Mrs. Carruthers closed her eyes again and
kept silent. When, after an interval, she began
to look more life-like, the old woman said,
softly:

"You must not give way again like this, for
George's sake. I don't care about his wearing
the coat. I know it looks bad, but it is a
mistake, I am quite sure. Don't I know the boy
as well as you do, and maybe better, and don't
I know his tender heart, with all his wildness,
and that he never shed a fellow-creature's blood
in anger, or for any other reason. But it's
plain he is suspectednot he, for they don't
know him, thank God, but the man that wore
the coat, and we must warn him, and keep it
from master. Master would go mad, I think,
if anything like suspicion or disgrace came of
Master George, more than the disgrace he
thinks the poor boy's goings on already. You
must keep steady and composed, my dear, and
you must write to him. Are you listening to
me? Do you understand me?" asked the old
woman, anxiously, for Mrs. Carruthers's eyes
were wild and wandering, and her hand twitched
convulsively in her grasp.

"Yes, yes," she murmured, "but I tell you,
Ellen, he wore the coatmy boy wore the
coat."

"And I tell you, I don't care whether he
wore the coat or not," repeated Mrs. Brookes,
emphatically. "He can explain that, no doubt
of it; but he must be kept out of trouble, and
you must be kept out of trouble, and the only
way to do that, is to let him know what brought
the strange gentleman to Poynings, and what
he and master found out. Remember, he never
did this thing, but, my dear, he has been in
bad hands lately, you know that; for haven't
you suffered in getting him out of them, and I
don't say but that he may be mixed up with
them that did. I'm afraid, there can't be any
doubt of that, and he must be warned. Try
and think of what he told you about himself,
not only just now, but when he came here
before, and you will see some light, I am sure."

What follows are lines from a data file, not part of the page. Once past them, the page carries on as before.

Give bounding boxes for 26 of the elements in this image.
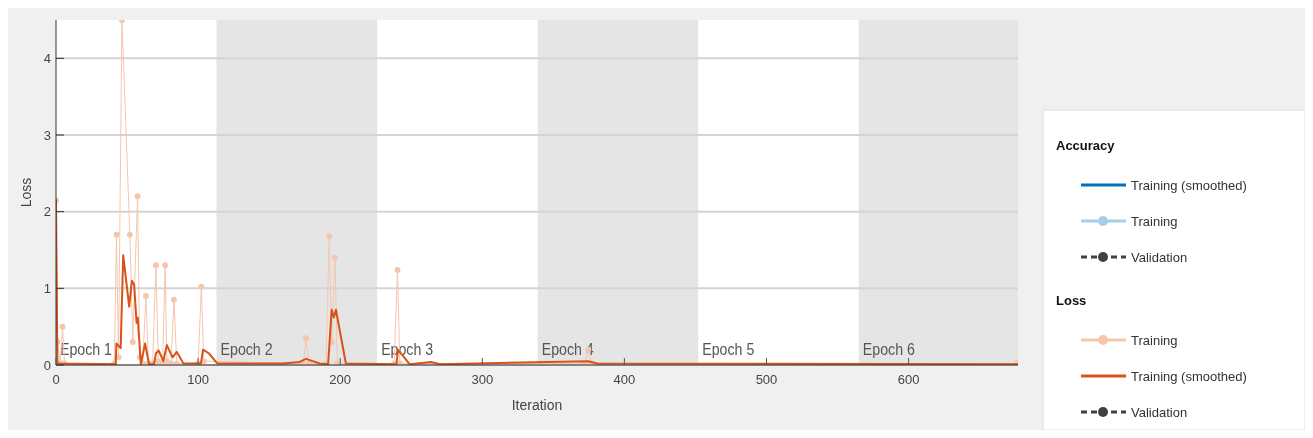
- band-label: Epoch 5: [702, 341, 761, 358]
- text: Loss: [1056, 293, 1087, 308]
- y-axis-title: Loss: [18, 177, 34, 208]
- x-tick-label: 300: [471, 372, 494, 387]
- x-tick-label: 100: [187, 372, 209, 387]
- y-tick-label: 0: [43, 357, 51, 373]
- y-tick-label: 3: [43, 127, 51, 143]
- x-tick-label: 200: [329, 372, 352, 387]
- band-label: Epoch 1: [60, 341, 119, 358]
- legend-label: Training (smoothed): [1131, 177, 1247, 193]
- legend-label: Training (smoothed): [1131, 368, 1247, 384]
- x-tick-label: 400: [613, 372, 636, 387]
- text: Accuracy: [1056, 138, 1116, 153]
- legend-label: Training: [1131, 332, 1178, 348]
- band-label: Epoch 2: [220, 341, 280, 358]
- legend-label: Training: [1131, 213, 1178, 229]
- legend-label: Validation: [1131, 404, 1188, 420]
- y-tick-label: 4: [43, 50, 51, 66]
- y-tick-label: 1: [43, 280, 51, 296]
- band-label: Epoch 6: [862, 341, 922, 358]
- x-tick-label: 600: [897, 372, 920, 387]
- x-axis-title: Iteration: [511, 397, 563, 413]
- band-label: Epoch 4: [541, 341, 601, 358]
- legend-label: Validation: [1131, 249, 1188, 265]
- y-tick-label: 2: [43, 204, 51, 220]
- x-tick-label: 500: [755, 372, 778, 387]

But Mrs. Carruthers could not think of
anything, could not remember anything, could see
no light. A deadly horrible conviction had seized
upon her, iron fingers clutched her heart, a faint
sickening terror held her captive, in body and
spirit; and as the old woman gazed at her, and
found her incapable of answering, the fear that
her mistress was dying then and there before
her eyes took possession of her. She folded
up the newspaper which had fallen from Mrs.
Carruthers's hand, upon the bed, replaced it in
her pocket, and rang the bell for Dixon.

"My mistress is very ill," she said, when
Dixon entered the room. "You had better go
and find master, and send him here. Tell him
to send for Dr. Munns at once."

"Dixon gave a frightened, sympathising
glance at the figure on the bed, over which the
old woman was bending with such kindly
solicitude, and then departed on her errand. She
found Mr. Carruthers still in the breakfast-room.
He was seated at the table, and held in his hand
a newspaper, from which he had evidently been
reading, when Dixon knocked at the door; for
he was holding it slightly aside, and poising his
gold eye-glass in the other hand, when the woman
entered. Mr. Carruthers was unaccustomed to
being disturbed, and he did not like it, so that
it was in a tone of some impatience that he said:

"Well, Dixon, what do you want?"

"If you please, sir," replied Dixon, hesitatingly,
"my mistress is not well."

"So I hear," returned her master; " she sent
word she did not mean to appear at breakfast."
He said it rather huffily, for not to appear at
breakfast was, in Mr. Carruthers's eyes, not to
have a well-regulated mind, and not to have a
well-regulated mind was very lamentable and
shocking indeed.

"Yes, sir," Dixon went on, "but I'm afraid
she's very ill indeed. She has been fainting
this long time, sir, and Mrs. Brookes can't bring
her to at all. She sent me to ask you to send
for Dr. Muuns at once, and will you have the
goodness to step up and see my mistress, sir?"